— Ах, беда, беда! — вздохнула Лидия. — А когда свадьба?
—Да когда свадьба? — спросила в свою очередь Дуня. — Пущай сперва проспится, а то и жених-то не возьмет...
Дуня была уже сосватана за мужика из соседней деревни, уже был пропой, но свадьба затормозилась тем, что запил ее отец и сжег избу. Получили страховку, построили наскоро, но он запил снова, и вот теперь ожидали, когда он проспится.
Лидия и Климов простились с девушкой и пошли за матерью в лес. Всю дорогу они молчали. Хлеб уже был кое-где сжат, и этот начавшийся перелом лета на осень возбуждал в них чувство какой-то неопределенной тоски, которую принято называть настроением.
— Беда! Беда! — воскликнула вдруг Лидия. — Мы ходим, не зная, куда себя приложить, шьем ненужное приданое, отправляемся за грибами, а другие в это время роются для нас в навозе и в грязи, несут совсем не девичий, изнурительный труд... И над всем этим тяготеет какой-то неумолимый рок вроде этого запоя, преступности, глухонемоты... Беда, беда, беда!.. Неблагополучно в нашем роду, Александр Семеныч!..

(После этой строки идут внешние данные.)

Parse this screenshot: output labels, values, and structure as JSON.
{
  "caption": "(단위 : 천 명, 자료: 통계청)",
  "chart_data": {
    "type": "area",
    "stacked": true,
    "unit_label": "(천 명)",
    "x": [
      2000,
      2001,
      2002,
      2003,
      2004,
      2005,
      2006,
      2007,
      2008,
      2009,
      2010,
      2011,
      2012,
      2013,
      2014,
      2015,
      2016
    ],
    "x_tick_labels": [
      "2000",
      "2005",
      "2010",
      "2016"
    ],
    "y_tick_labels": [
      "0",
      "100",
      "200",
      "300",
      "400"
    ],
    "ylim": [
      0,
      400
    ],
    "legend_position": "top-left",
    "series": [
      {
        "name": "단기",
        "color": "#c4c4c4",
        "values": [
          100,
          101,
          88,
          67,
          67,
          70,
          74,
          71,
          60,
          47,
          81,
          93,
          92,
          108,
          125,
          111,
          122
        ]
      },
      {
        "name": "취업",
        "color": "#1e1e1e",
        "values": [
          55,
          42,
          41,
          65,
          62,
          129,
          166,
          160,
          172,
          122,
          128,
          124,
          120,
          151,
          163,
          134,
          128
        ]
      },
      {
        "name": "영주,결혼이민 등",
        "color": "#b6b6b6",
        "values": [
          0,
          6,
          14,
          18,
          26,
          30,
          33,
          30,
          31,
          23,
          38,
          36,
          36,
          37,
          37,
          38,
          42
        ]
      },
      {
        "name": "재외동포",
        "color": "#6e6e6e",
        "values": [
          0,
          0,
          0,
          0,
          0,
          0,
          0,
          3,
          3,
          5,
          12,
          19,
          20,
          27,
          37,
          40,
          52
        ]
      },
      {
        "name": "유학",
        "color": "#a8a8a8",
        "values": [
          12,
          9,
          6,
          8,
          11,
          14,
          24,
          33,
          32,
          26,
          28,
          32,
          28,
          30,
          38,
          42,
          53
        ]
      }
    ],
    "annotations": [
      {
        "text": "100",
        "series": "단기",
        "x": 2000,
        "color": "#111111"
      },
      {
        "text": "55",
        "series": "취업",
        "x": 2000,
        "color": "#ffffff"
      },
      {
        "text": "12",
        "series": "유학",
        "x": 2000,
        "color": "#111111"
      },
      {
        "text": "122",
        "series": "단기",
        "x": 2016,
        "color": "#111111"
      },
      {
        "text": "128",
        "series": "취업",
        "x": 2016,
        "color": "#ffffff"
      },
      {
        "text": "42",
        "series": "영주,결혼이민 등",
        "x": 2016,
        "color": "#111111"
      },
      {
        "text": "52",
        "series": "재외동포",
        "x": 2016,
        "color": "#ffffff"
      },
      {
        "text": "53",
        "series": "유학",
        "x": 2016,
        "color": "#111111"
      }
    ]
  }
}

Климов помолчал немного. Эти слова Лидии не раз уже приходили ему на ум за последние две недели, после его разговора с отцом, и он сказал:
— Да чем ваш род неблагополучнее моего? Разве можно назвать благополучием то, что мой отец, будучи совершенно здоровым и произведя на свет меня и моего брата, Павла, тоже совершенно здоровых, вот уже тридцать шесть лет учит гимназистов, есть их поедом, придирается к ним, унижает в них чувство собственного достоинства и пустил уже не одно поколение нравственно и физически изломанных людей, и все только во имя того, чтобы была выполнена программа! Разве благополучно то, что отец драл меня в молодости и что для меня погибло, не существует мое детство только потому, что в этом состояла система воспитания? Вырождение не в том, что существует ваш глухонемой Порфирий, а в тех формах, в тех условиях жизни, которые создают этих порфириев или таких пропойц, как отец вот этой бедной Дуни! Взгляните на колос... Сколько бы в нем было таких уродов, как спорынья, и какие бы это были все тощие зерна, если бы вы не давали земле навоза!
Лидия не отвечала. Молча вошли они в лес и молча потерялись в его глубине.
— Ау! — раздался издалека голос Лизаветы Андреевны.
— Ау! — ответила ему Лидия.
И к их молчанию присоединилось молчание леса.
Часам к шести из города приехал старик Климов и, не застав сына дома, отправился прямо к Крутицыным. Кстати, он познакомится там и со своими будущими родственниками. У Крутицыных его никто не встретил. Полагая, что они на террасе пьют чай, он вошел в дом с заднего крыльца. И здесь он никого не встретил. Проходя по коридору, он услышал в одной из комнат громкий разговор и отворил в нее дверь. В углу комнаты стоял, прижавшись к стене, Федор Егорович, весь загородившийся стульями, волосы его стояли дыбом, и он в ужасе кричал:
— Спасите! Помогите! Меня ловят! Меня хотят сжечь на костре!
— Что такое? — воскликнул Климов и тоже испугался.
Федор Егорыч, увидав гостя, просиял от радости и, раздвинув стулья, бросился к нему.
— Спасибо, спасибо... — залепетал он, и слезы потекли по его щекам. — Вы спасли мне жизнь...
Потом он вдруг сделал серьезное лицо, выпрямился во весь рост и, указав на себя пальцем, торжественно воскрикнул:
— Я Иоанн Гус!
Климов опрометью бросился вон из комнаты, но второпях попал не к выходу, а в противоположный конец дома. В одной из комнат, как только он вошел в нее, поднялся в углу молодой человек и вопросительно посмотрел на него.
— Здравствуйте... — задыхаясь, сказал Климов. — Я отец Александра Семеныча... Могу я его повидать?